July 01, 2025
Local News

Former Cat manager predicts Joliet plant will close by 2018

The Caterpillar plant Thursday, Jan. 15 in Joliet. The company announced Thursday it was considering a move of some of its manufacturing operations from Joliet to a facility in Mexico.

JOLIET – A former Caterpillar manufacturing manager said Friday he expects the Joliet plant to close by 2018.

The company’s lease on the Joliet plant expires that year, said Warren Dorris, who worked on previous production moves from the Joliet plant to another Caterpillar factory in Monterrey, Mexico.

Caterpillar on Thursday announced it will decide by March whether to move two lines of production from Joliet to the plant in Monterrey. The move would eliminate 230 of the 770 remaining jobs at the Joliet plant.

“I’m not surprised,” said Dorris, who worked at the Joliet plant and was sent to Monterrey to help move production there in 1989. “I moved a lot of jobs to Monterrey myself. But it’s a sad day for Joliet.”

Dorris said he did not believe enough production would remain in Joliet to justify keeping the local plant open if Caterpillar goes forward with the plan announced Thursday.

“When they close the doors in Joliet, I will probably shed a tear,” Dorris said. “My dad worked there for 33 years. I worked there for 36 years.”

Dorris is a former Joliet city councilman and pastor of the Prayer Tower Church of God in Christ in Joliet.
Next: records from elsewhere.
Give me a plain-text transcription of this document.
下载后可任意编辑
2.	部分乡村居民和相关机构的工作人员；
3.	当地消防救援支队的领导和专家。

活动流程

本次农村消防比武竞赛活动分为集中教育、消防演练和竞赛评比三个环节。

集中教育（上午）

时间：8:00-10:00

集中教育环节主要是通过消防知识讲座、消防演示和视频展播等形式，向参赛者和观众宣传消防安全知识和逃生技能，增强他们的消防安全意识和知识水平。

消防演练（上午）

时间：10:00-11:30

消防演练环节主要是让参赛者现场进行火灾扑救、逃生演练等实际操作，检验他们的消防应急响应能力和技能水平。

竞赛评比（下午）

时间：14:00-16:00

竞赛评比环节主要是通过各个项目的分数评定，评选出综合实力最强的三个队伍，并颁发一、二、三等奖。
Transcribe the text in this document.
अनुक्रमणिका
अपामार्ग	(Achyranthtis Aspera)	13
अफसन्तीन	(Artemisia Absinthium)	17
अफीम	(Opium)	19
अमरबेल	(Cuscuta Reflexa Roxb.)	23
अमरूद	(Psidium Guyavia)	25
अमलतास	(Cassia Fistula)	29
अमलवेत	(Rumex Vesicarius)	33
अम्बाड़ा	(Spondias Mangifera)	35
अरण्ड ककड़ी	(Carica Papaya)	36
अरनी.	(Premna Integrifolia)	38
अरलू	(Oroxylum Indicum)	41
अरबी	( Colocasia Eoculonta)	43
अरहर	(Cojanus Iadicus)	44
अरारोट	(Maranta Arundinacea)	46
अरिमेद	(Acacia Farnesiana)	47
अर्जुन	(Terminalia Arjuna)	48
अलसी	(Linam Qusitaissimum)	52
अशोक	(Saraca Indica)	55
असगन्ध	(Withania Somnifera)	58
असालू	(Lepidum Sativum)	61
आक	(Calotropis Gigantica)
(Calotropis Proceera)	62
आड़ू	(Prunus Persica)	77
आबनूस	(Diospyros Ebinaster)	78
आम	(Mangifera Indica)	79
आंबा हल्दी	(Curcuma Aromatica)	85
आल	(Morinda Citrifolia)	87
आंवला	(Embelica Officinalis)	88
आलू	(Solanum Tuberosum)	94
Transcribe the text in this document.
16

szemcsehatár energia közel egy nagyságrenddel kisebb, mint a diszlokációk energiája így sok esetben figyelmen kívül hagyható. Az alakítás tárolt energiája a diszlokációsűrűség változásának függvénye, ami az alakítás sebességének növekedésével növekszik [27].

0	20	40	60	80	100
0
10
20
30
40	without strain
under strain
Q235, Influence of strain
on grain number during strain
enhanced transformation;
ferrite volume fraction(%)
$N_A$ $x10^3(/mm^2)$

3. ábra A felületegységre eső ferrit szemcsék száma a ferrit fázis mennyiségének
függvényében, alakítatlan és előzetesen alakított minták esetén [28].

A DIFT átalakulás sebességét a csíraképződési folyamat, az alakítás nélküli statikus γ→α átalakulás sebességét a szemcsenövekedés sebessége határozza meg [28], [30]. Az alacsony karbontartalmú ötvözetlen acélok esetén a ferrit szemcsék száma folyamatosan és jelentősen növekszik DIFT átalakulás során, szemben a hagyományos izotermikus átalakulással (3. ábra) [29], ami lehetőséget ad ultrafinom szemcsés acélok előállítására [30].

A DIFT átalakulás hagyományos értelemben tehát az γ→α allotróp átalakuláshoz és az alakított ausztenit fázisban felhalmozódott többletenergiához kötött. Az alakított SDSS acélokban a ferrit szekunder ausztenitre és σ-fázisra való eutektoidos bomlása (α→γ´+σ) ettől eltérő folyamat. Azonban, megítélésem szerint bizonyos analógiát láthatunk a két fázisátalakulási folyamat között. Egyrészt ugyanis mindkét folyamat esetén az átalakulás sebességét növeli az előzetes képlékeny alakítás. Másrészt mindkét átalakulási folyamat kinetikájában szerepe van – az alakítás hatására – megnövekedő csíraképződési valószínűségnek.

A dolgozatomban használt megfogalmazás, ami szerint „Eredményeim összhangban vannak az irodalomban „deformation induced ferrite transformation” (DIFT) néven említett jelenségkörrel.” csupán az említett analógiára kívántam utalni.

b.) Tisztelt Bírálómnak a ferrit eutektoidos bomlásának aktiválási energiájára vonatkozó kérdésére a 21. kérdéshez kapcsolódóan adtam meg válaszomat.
Caterpillar spokeswoman Barbara Cox, when asked about Dorris’s comments, said, “We don’t have any plans to close the Joliet facility.”

Caterpillar in 2003 sold its Joliet plant and property to Oak Brook-based CenterPoint Properties.

Caterpillar signed a 15-year lease with extension options while reducing its operations to half of the space previously used at the plant.

The Joliet plant opened in 1951. It employed 6,900 workers in the late 1970s. The Rust Belt Recession of the 1980s ushered in an era of declining employment as Caterpillar has moved production to Mexico and elsewhere.

Dorris said that in 1989 Caterpillar was paying workers $25 an hour counting benefits in Joliet, compared to $5 an hour with benefits in Mexico.

“It was strictly a dollar and cents thing,” he said. “It was cheaper in Mexico.”

Caterpillar said the two production lines under review are gear/engine oil pumps and valves.

“... It is becoming clear that the Joliet location is not as competitive for these particular components,” Jean Savage, vice president of the Advanced Components and Systems Division, said in a written statement Thursday.